Consumer price inflation has been marked by a fairly wide gap between price inflation on imported consumer goods and domestically produced goods and services. The rise in prices for domestically produced goods and services reflects considerably higher wage growth in Norway relative to trading partners.

Wage growth moved up further last year, even in industries where profitability had been substantially eroded. The rise in prices for domestically produced goods and services remained at a high level mainly because of strong wage growth over the last few years. A slowing of inflation since last summer is related to lower airline prices (due to increased competition in the airline industry) and decreasing house rents. Price inflation for imported consumer goods has been pushed down by the strong krone exchange rate as well as by the shift in clothing imports from high-cost countries to low-cost countries such as Asia and Eastern Europe.

The underlying rise in prices in the coming year will be marked by the appreciation of the krone over the last two years. Despite high wage growth, the year-on-year rise in consumer prices adjusted for tax changes and excluding energy products (CPI-ATE) will most likely range between 1½ and 2 per cent until the summer. Developments after this will depend partly on global economic developments, the effects of the high level of costs for business and industry, the krone exchange rate and how changes in the exchange rate feed through to consumer prices in Norway.

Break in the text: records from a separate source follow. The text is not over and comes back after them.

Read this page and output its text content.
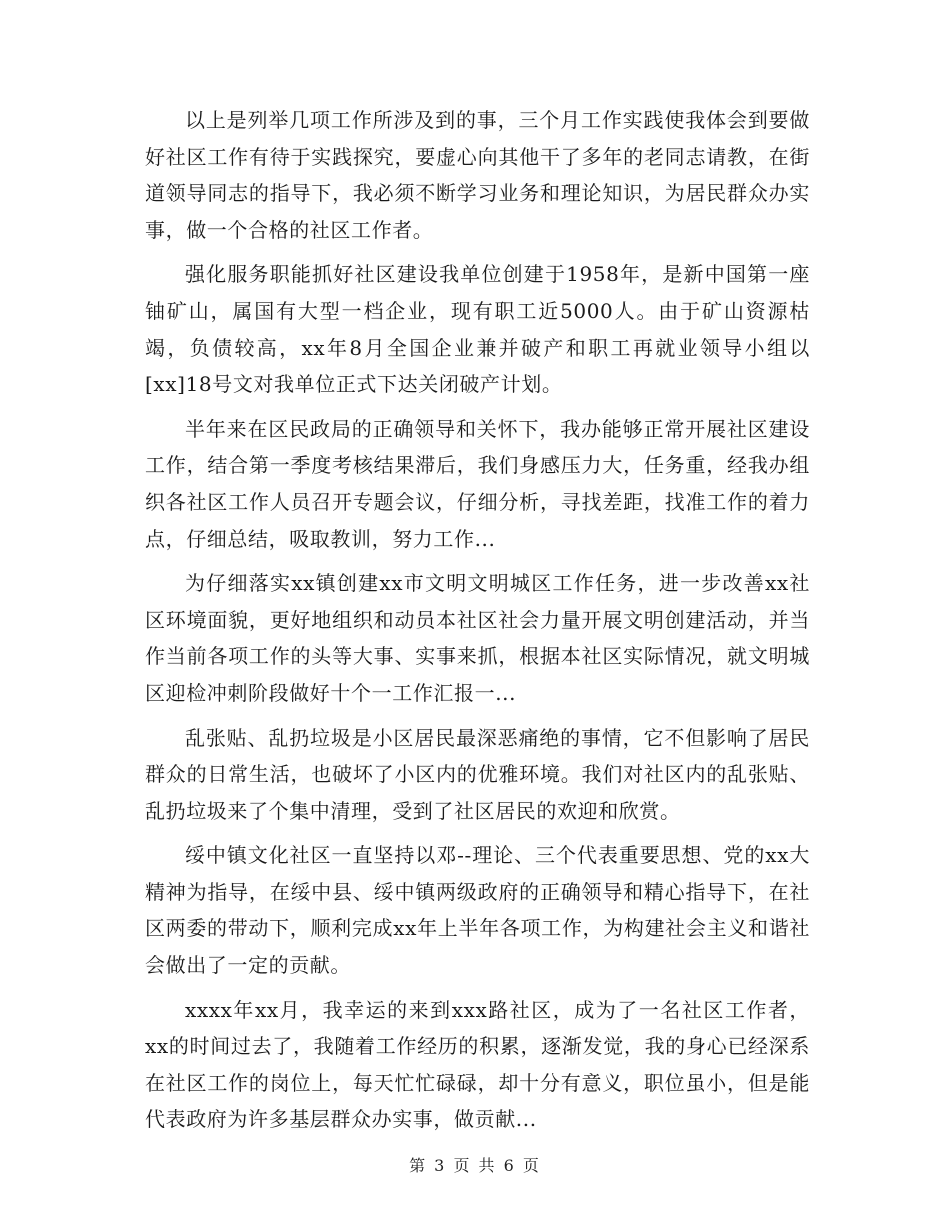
以上是列举几项工作所涉及到的事，三个月工作实践使我体会到要做好社区工作有待于实践探究，要虚心向其他干了多年的老同志请教，在街道领导同志的指导下，我必须不断学习业务和理论知识，为居民群众办实事，做一个合格的社区工作者。

强化服务职能抓好社区建设我单位创建于1958年，是新中国第一座铀矿山，属国有大型一档企业，现有职工近5000人。由于矿山资源枯竭，负债较高，xx年8月全国企业兼并破产和职工再就业领导小组以[xx]18号文对我单位正式下达关闭破产计划。

半年来在区民政局的正确领导和关怀下，我办能够正常开展社区建设工作，结合第一季度考核结果滞后，我们身感压力大，任务重，经我办组织各社区工作人员召开专题会议，仔细分析，寻找差距，找准工作的着力点，仔细总结，吸取教训，努力工作...

为仔细落实xx镇创建xx市文明文明城区工作任务，进一步改善xx社区环境面貌，更好地组织和动员本社区社会力量开展文明创建活动，并当作当前各项工作的头等大事、实事来抓，根据本社区实际情况，就文明城区迎检冲刺阶段做好十个一工作汇报一...

乱张贴、乱扔垃圾是小区居民最深恶痛绝的事情，它不但影响了居民群众的日常生活，也破坏了小区内的优雅环境。我们对社区内的乱张贴、乱扔垃圾来了个集中清理，受到了社区居民的欢迎和欣赏。

绥中镇文化社区一直坚持以邓--理论、三个代表重要思想、党的xx大精神为指导，在绥中县、绥中镇两级政府的正确领导和精心指导下，在社区两委的带动下，顺利完成xx年上半年各项工作，为构建社会主义和谐社会做出了一定的贡献。

xxxx年xx月，我幸运的来到xxx路社区，成为了一名社区工作者，xx的时间过去了，我随着工作经历的积累，逐渐发觉，我的身心已经深系在社区工作的岗位上，每天忙忙碌碌，却十分有意义，职位虽小，但是能代表政府为许多基层群众办实事，做贡献...

第 3 页 共 6 页
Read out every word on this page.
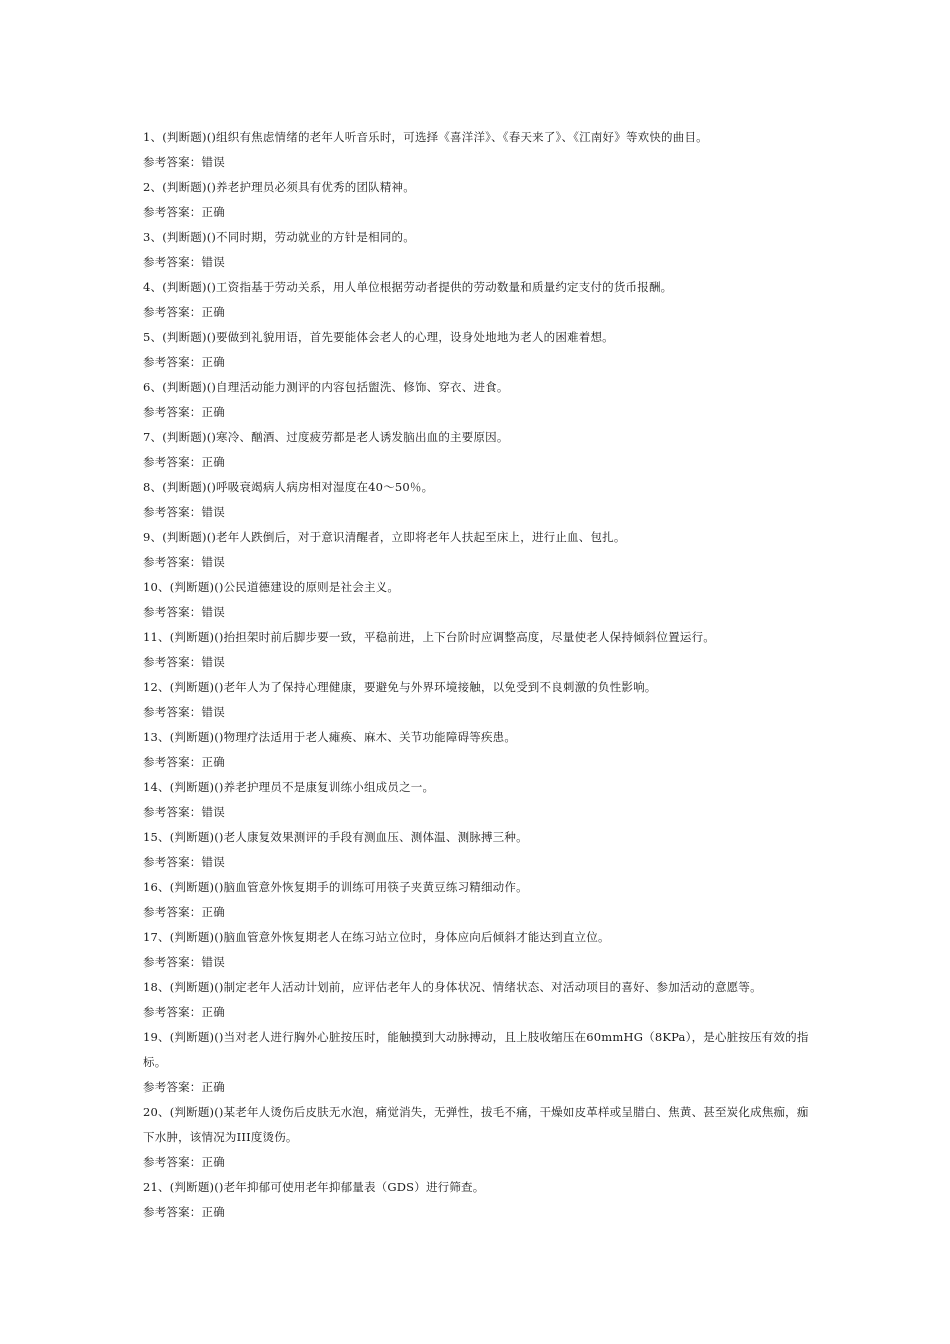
1、(判断题)()组织有焦虑情绪的老年人听音乐时，可选择《喜洋洋》、《春天来了》、《江南好》等欢快的曲目。
参考答案：错误
2、(判断题)()养老护理员必须具有优秀的团队精神。
参考答案：正确
3、(判断题)()不同时期，劳动就业的方针是相同的。
参考答案：错误
4、(判断题)()工资指基于劳动关系，用人单位根据劳动者提供的劳动数量和质量约定支付的货币报酬。
参考答案：正确
5、(判断题)()要做到礼貌用语，首先要能体会老人的心理，设身处地地为老人的困难着想。
参考答案：正确
6、(判断题)()自理活动能力测评的内容包括盥洗、修饰、穿衣、进食。
参考答案：正确
7、(判断题)()寒冷、酗酒、过度疲劳都是老人诱发脑出血的主要原因。
参考答案：正确
8、(判断题)()呼吸衰竭病人病房相对湿度在40～50％。
参考答案：错误
9、(判断题)()老年人跌倒后，对于意识清醒者，立即将老年人扶起至床上，进行止血、包扎。
参考答案：错误
10、(判断题)()公民道德建设的原则是社会主义。
参考答案：错误
11、(判断题)()抬担架时前后脚步要一致，平稳前进，上下台阶时应调整高度，尽量使老人保持倾斜位置运行。
参考答案：错误
12、(判断题)()老年人为了保持心理健康，要避免与外界环境接触，以免受到不良刺激的负性影响。
参考答案：错误
13、(判断题)()物理疗法适用于老人瘫痪、麻木、关节功能障碍等疾患。
参考答案：正确
14、(判断题)()养老护理员不是康复训练小组成员之一。
参考答案：错误
15、(判断题)()老人康复效果测评的手段有测血压、测体温、测脉搏三种。
参考答案：错误
16、(判断题)()脑血管意外恢复期手的训练可用筷子夹黄豆练习精细动作。
参考答案：正确
17、(判断题)()脑血管意外恢复期老人在练习站立位时，身体应向后倾斜才能达到直立位。
参考答案：错误
18、(判断题)()制定老年人活动计划前，应评估老年人的身体状况、情绪状态、对活动项目的喜好、参加活动的意愿等。
参考答案：正确
19、(判断题)()当对老人进行胸外心脏按压时，能触摸到大动脉搏动，且上肢收缩压在60mmHG（8KPa），是心脏按压有效的指标。
参考答案：正确
20、(判断题)()某老年人烫伤后皮肤无水泡，痛觉消失，无弹性，拔毛不痛，干燥如皮革样或呈腊白、焦黄、甚至炭化成焦痂，痂下水肿，该情况为III度烫伤。
参考答案：正确
21、(判断题)()老年抑郁可使用老年抑郁量表（GDS）进行筛查。
参考答案：正确
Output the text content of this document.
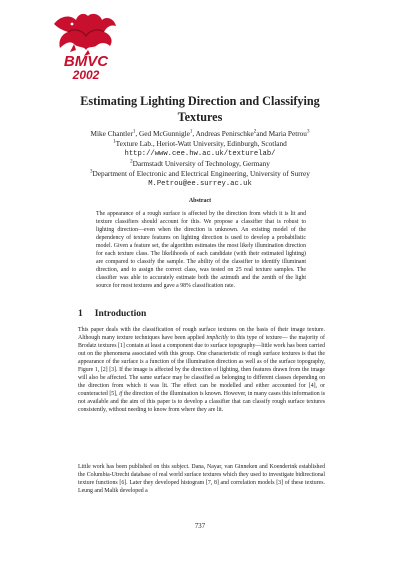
BMVC
2002
Estimating Lighting Direction and Classifying
Textures
Mike Chantler$^1$, Ged McGunnigle$^1$, Andreas Penirschke$^2$and Maria Petrou$^3$
$^1$Texture Lab., Heriot-Watt University, Edinburgh, Scotland
http://www.cee.hw.ac.uk/texturelab/
$^2$Darmstadt University of Technology, Germany
$^3$Department of Electronic and Electrical Engineering, University of Surrey
M.Petrou@ee.surrey.ac.uk
Abstract

The appearance of a rough surface is affected by the direction from which it is lit and texture classifiers should account for this. We propose a classifier that is robust to lighting direction—even when the direction is unknown. An existing model of the dependency of texture features on lighting direction is used to develop a probabilistic model. Given a feature set, the algorithm estimates the most likely illumination direction for each texture class. The likelihoods of each candidate (with their estimated lighting) are compared to classify the sample. The ability of the classifier to identify illuminant direction, and to assign the correct class, was tested on 25 real texture samples. The classifier was able to accurately estimate both the azimuth and the zenith of the light source for most textures and gave a 98% classification rate.

1 Introduction

This paper deals with the classification of rough surface textures on the basis of their image texture. Although many texture techniques have been applied implicitly to this type of texture— the majority of Brodatz textures [1] contain at least a component due to surface topography—little work has been carried out on the phenomena associated with this group. One characteristic of rough surface textures is that the appearance of the surface is a function of the illumination direction as well as of the surface topography, Figure 1, [2] [3]. If the image is affected by the direction of lighting, then features drawn from the image will also be affected. The same surface may be classified as belonging to different classes depending on the direction from which it was lit. The effect can be modelled and either accounted for [4], or counteracted [5], if the direction of the illumination is known. However, in many cases this information is not available and the aim of this paper is to develop a classifier that can classify rough surface textures consistently, without needing to know from where they are lit.

Little work has been published on this subject. Dana, Nayar, van Ginneken and Koenderink established the Columbia-Utrecht database of real world surface textures which they used to investigate bidirectional texture functions [6]. Later they developed histogram [7, 8] and correlation models [3] of these textures. Leung and Malik developed a

737
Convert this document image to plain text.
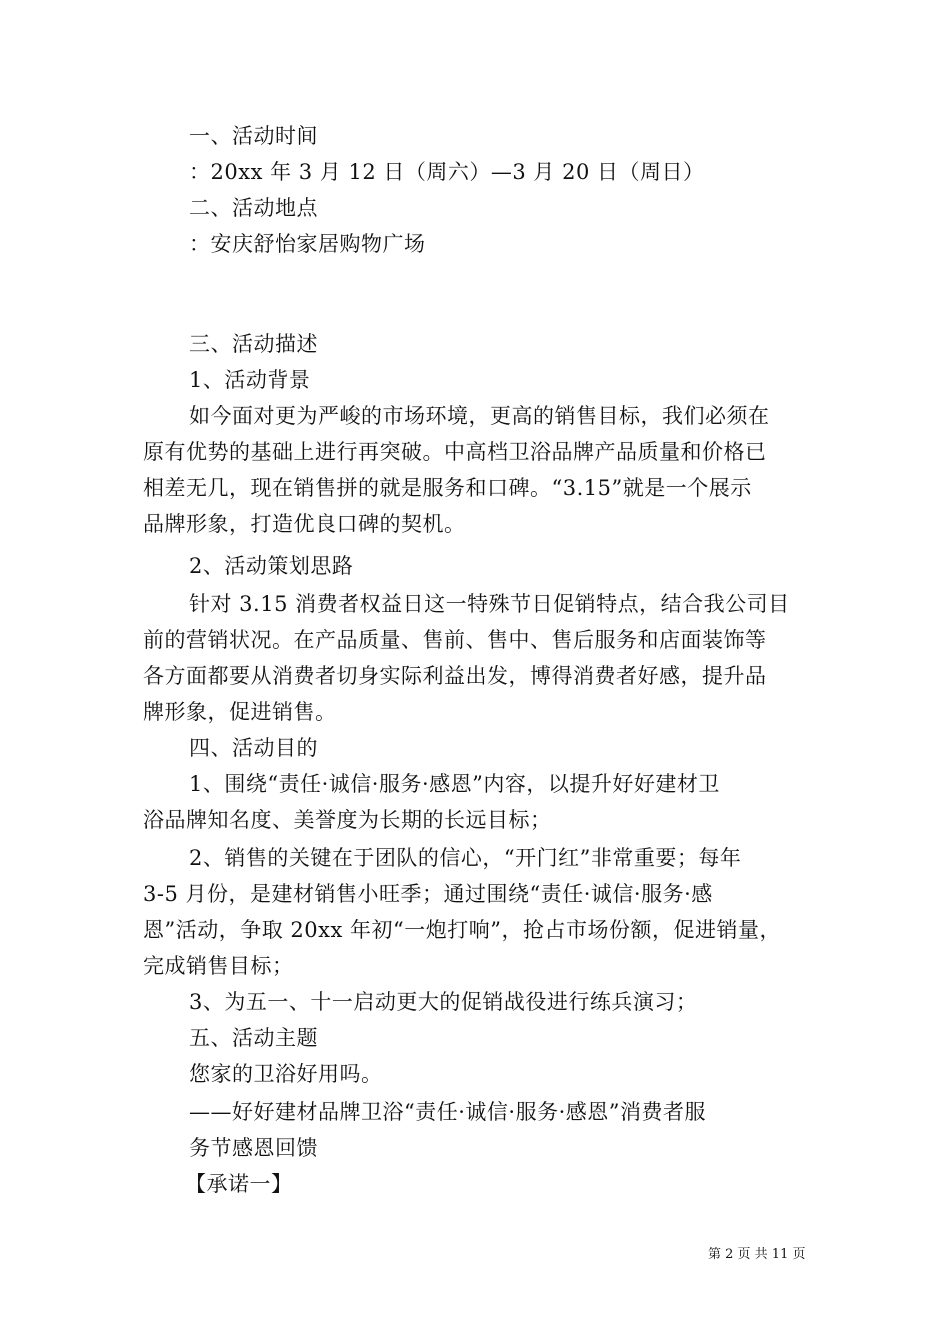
一、活动时间
：20xx 年 3 月 12 日（周六）—3 月 20 日（周日）
二、活动地点
：安庆舒怡家居购物广场
三、活动描述
1、活动背景
如今面对更为严峻的市场环境，更高的销售目标，我们必须在
原有优势的基础上进行再突破。中高档卫浴品牌产品质量和价格已
相差无几，现在销售拼的就是服务和口碑。“3.15”就是一个展示
品牌形象，打造优良口碑的契机。
2、活动策划思路
针对 3.15 消费者权益日这一特殊节日促销特点，结合我公司目
前的营销状况。在产品质量、售前、售中、售后服务和店面装饰等
各方面都要从消费者切身实际利益出发，博得消费者好感，提升品
牌形象，促进销售。
四、活动目的
1、围绕“责任·诚信·服务·感恩”内容，以提升好好建材卫
浴品牌知名度、美誉度为长期的长远目标；
2、销售的关键在于团队的信心，“开门红”非常重要；每年
3-5 月份，是建材销售小旺季；通过围绕“责任·诚信·服务·感
恩”活动，争取 20xx 年初“一炮打响”，抢占市场份额，促进销量，
完成销售目标；
3、为五一、十一启动更大的促销战役进行练兵演习；
五、活动主题
您家的卫浴好用吗。
——好好建材品牌卫浴“责任·诚信·服务·感恩”消费者服
务节感恩回馈
【承诺一】
第 2 页 共 11 页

In the baseline scenario presented in the Inflation Report, where the interest rate was held constant at 5½ per cent and the krone exchange rate at the average for the past month, inflation was projected to remain below 2½ per cent for the entire forecast period. In the alternative scenario, where monetary policy was eased in line with market expectations, inflation might be somewhat higher than target at the two-year horizon.

On the basis of the analyses in the Inflation Report, Norges Bank reduced the sight deposit rate by 0.5 percentage points to 5.5 per cent at the meeting of the Executive Board on 5 March. At the press conference after the meeting, Deputy Central Bank Governor Jarle Bergo said, "Norges Bank judges that, with an interest rate of 5.5 per cent, the probability that inflation two years ahead will be lower than 2½ per cent is greater than the probability that it will be higher."